Jumat, 22 Januari 2016

cerbung

SI GADIS KAMBING
;part 1

"Sekarang kalian bebas. Silahkan isi gentong kalian sekenyang-kenyangnya, aku mau ngiyup dulu ya. Awas, jangan berisik!" Zubaidah, gadis desa berumur tujuh belas tahun itu melepaskan ikatan kambing-kambingnya pada sebuah hamparan sawah yang sudah selesai dipanen. Batang-batang padi setinggi tumit bekas dipotong/dipanen, masih menghiasi tanah persawahan tersebut.

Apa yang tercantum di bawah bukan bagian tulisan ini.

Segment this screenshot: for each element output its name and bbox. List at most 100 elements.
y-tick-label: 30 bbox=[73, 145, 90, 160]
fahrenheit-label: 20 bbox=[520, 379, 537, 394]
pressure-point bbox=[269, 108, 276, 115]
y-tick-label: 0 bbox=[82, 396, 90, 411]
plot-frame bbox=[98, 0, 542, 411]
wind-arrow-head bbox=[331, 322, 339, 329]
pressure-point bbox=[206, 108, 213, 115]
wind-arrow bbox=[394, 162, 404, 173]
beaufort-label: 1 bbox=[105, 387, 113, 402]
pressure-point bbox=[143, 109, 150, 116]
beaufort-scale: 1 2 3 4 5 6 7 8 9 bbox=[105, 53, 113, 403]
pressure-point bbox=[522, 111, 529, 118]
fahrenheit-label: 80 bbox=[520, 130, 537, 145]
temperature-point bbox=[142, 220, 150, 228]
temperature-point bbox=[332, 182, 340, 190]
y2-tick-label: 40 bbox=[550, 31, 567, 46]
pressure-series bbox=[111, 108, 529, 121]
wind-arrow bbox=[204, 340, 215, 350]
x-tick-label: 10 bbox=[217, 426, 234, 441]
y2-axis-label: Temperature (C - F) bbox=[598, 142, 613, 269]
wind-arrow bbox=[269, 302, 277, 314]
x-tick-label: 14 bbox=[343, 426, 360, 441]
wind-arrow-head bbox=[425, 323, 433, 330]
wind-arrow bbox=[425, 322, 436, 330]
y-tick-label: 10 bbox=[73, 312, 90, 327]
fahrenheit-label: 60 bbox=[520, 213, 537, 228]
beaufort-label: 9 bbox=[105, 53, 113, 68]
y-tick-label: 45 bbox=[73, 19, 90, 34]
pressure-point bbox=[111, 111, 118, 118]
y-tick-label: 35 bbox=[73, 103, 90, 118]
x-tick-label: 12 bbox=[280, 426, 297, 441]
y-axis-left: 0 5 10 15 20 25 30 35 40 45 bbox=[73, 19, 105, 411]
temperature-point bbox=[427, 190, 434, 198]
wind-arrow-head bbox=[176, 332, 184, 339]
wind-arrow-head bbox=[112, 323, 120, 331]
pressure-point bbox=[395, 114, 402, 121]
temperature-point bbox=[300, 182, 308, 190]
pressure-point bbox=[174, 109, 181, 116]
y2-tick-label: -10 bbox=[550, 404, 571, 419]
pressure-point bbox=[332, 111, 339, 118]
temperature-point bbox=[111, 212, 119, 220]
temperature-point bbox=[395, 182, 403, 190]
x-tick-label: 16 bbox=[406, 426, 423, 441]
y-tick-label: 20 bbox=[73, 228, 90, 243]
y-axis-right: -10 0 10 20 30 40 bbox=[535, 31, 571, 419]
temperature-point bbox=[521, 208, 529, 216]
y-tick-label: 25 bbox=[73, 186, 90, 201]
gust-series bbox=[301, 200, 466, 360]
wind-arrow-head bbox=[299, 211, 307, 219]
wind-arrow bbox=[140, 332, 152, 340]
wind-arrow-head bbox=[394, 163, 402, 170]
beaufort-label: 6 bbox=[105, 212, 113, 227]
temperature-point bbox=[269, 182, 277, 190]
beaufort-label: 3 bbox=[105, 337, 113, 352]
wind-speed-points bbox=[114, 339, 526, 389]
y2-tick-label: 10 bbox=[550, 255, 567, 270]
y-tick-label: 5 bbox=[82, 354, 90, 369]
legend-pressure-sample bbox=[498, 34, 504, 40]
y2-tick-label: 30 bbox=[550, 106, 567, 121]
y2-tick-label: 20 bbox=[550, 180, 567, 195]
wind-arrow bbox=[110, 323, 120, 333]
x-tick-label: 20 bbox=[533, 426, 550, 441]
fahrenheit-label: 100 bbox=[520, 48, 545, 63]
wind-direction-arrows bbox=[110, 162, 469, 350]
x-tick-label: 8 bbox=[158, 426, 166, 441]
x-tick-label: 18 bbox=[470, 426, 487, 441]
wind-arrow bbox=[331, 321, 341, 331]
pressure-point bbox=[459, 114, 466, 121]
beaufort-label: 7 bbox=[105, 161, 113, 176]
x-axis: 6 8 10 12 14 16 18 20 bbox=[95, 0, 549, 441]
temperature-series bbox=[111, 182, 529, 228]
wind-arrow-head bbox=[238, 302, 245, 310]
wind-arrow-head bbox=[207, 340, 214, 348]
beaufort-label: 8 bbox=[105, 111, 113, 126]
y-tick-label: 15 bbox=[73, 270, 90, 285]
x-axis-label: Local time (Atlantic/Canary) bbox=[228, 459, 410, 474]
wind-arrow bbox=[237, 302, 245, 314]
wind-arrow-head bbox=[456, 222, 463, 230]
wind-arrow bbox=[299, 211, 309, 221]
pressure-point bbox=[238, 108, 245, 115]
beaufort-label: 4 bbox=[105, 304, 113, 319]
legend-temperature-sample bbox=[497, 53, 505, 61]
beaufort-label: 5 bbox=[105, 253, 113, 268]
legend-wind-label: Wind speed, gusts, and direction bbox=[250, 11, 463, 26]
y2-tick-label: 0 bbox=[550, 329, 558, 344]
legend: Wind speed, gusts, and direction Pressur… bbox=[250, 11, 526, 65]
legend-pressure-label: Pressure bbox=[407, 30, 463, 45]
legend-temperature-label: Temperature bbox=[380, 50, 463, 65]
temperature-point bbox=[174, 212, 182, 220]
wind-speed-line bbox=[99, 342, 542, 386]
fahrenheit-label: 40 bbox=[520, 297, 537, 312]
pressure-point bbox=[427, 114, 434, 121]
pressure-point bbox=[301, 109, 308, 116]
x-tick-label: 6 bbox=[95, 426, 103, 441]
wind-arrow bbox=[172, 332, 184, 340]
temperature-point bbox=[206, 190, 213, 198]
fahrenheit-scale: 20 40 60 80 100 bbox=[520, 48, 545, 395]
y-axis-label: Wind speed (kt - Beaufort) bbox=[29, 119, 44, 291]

"Embeekk!" Suara-suara kambing sambil berlarian.

Inilah aktivitas Zubaidah setiap hari. Angon kambing. Gadis berkepang dua itu, menyadarkan tubuhnya di bawah pohon nangka yang ada di pinggir sawah--sebuah karangan kosong untuk berteduh, sambil mengawasi polah-polah anak buahnya yang berjumlah tujuh ekor; empat kambing dewasa, dan lagi tiga kambing balita.

Udara siang itu cukup panas, berkali-kali Zubaidah mengipas-ngipaskan topinya untuk mengurangi gerah di sekujur badannya. Langit yang indah. Biru. Dengan beberapa awan putih bersih yang menghiasi hamparan luasnya.

Wushhh! Angin berhembus sepoi.

Dari seberang jalan, mata gadis penurut itu menangkap sesuatu. Pemandangan yang selama ini begitu ia inginkan. Namun apa daya, semua harapan dan mimpinya hanya sebatas angan belaka. Zubaidah Mendesah.

"Pak, aku pingin sekolah." Dengan tatapan ragu, gadis berkepang dua itu mendekat pada duduk bapaknya, di atas kursi bambu yang berada di belakang rumah.

Tanpa menoleh, lelaki paruh baya yang sedang dengan nyamannya menikmati sebatang rokok hasil lintingan sendiri, menjawab tenang, "Nyapo kok pingin sekolah lagi? Perempuan itu ujung-ujungnya di dapur, lagian tugas wong wadon iku kan cuma tiga; masak, macak, manak."

"Tapi, Pak. Teman-temanku semua pada sekolah. Terus kalau ndak sekolah, aku mau ngapain? Kawin?" Gadis itu membuang pandangannya ke arah jalanan, mendengus kesal.

"Lah kok ngapain, itu siapa yang mau ngurus?" ucap sang bapak sambil menunjuk ke arah kandang.

Gadis itu menoleh, menghela napas. "Mosok aku suruh angon kambing, Pak?"

"Bapak kuwalahan kalau ngurus semua, Nduk. Kan kamu anak bapak satu-satunya. Lagian kamu itu mbokyo sadar, bapak ini cuma buruh tani. Uang dari mana untuk biaya sekolahmu. Lebih baik kamu bantu bapak urus kambing saja. Makmu juga sering sakit-sakitan. Belum lagi buat beli obat dan periksa."

Zubaidah menelan ludah. Benar kata bapak, dari mana biaya untuk sekolahku nanti? Sedang mak sering kambuh sakitnya. Gadis itu terdiam.

"Lihat itu si Lely anaknya Pak Lurah, dia dulu sekolah tinggi. Bahkan sampai kulayah, eh..., opo iku jenenge?" kata bapak menoleh pada anak gadisnya.

"Kuliah, Pak!" jawab Zubaidah lemas.

"Iyo, kuliah. Tapi bapak ndak pernah lihat dia kerja, di rumah terus. Sampai akhirnya dikawinkan, dan sekarang ngurus anak juga to?"

Zubaidah menundukkan kepala. Terdiam. Membiarkan kambing-kambing di kandang saling bersahutan, seakan mereka begitu menginginkan Zubaidah untuk menjadi pengganti baby sitter mereka. Menghela napas.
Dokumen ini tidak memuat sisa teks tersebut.